Les deux hommes m'avaient rattrapé et l'un d'eux sourit d'une manière qui me fit frissonner. Celui avec le couteau s'approcha de moi et voulut me saisir à la cheville. Je lui décochai un violent coup dans la mâchoire et me reculai. Une insulte fusa et il leva son arme, prêt à l'abattre dans mon ventre. Je hurlai et suppliai une quelconque force supérieure de me venir en aide.

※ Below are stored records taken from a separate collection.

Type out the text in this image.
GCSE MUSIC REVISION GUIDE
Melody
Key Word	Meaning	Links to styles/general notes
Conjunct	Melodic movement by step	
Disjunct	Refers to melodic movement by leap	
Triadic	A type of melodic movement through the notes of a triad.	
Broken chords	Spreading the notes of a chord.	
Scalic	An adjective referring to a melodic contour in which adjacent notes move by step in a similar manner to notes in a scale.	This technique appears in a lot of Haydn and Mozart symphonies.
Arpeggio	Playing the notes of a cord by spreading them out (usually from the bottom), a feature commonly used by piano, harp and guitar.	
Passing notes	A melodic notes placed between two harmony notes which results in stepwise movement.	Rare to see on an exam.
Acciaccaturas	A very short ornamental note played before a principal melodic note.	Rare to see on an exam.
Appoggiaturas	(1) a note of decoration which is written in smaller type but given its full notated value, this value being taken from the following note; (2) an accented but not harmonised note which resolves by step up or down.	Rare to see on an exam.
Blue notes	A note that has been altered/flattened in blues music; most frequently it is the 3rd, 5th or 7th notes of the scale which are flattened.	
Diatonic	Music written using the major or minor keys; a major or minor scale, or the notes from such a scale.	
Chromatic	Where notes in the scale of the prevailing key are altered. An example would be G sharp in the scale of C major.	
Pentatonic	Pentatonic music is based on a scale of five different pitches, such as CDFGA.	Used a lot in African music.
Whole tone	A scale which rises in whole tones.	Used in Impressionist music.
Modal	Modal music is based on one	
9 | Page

Le cri du deuxième homme se mêla au mien alors qu'un vent plus violent se levait. Un étrange bruit retentit et mon agresseur se retourna, l'air inquiet. La terreur se peignit sur son visage tandis qu'une étrange silhouette blanchâtre sortait des arbres. J'écarquillai les yeux alors que le fantôme disparaissait. Un autre bruit se fit entendre juste avant que la tête du boucher ne roule à mes pieds. Le sang se répandit dans la boue et sembla glisser jusqu'à moi.
Ma tête se mit à tourner tandis que j'apercevais les deux cadavres tombés dans la boue. La bile monta dans ma gorge et je vomis. Une sensation de malaise me submergea et je sentis les larmes envahir mes joues. Ma vision se troubla et des points noirs brouillèrent mon attention. Je m'évanouis alors que l'odeur du sang s'élevait dans la forêt.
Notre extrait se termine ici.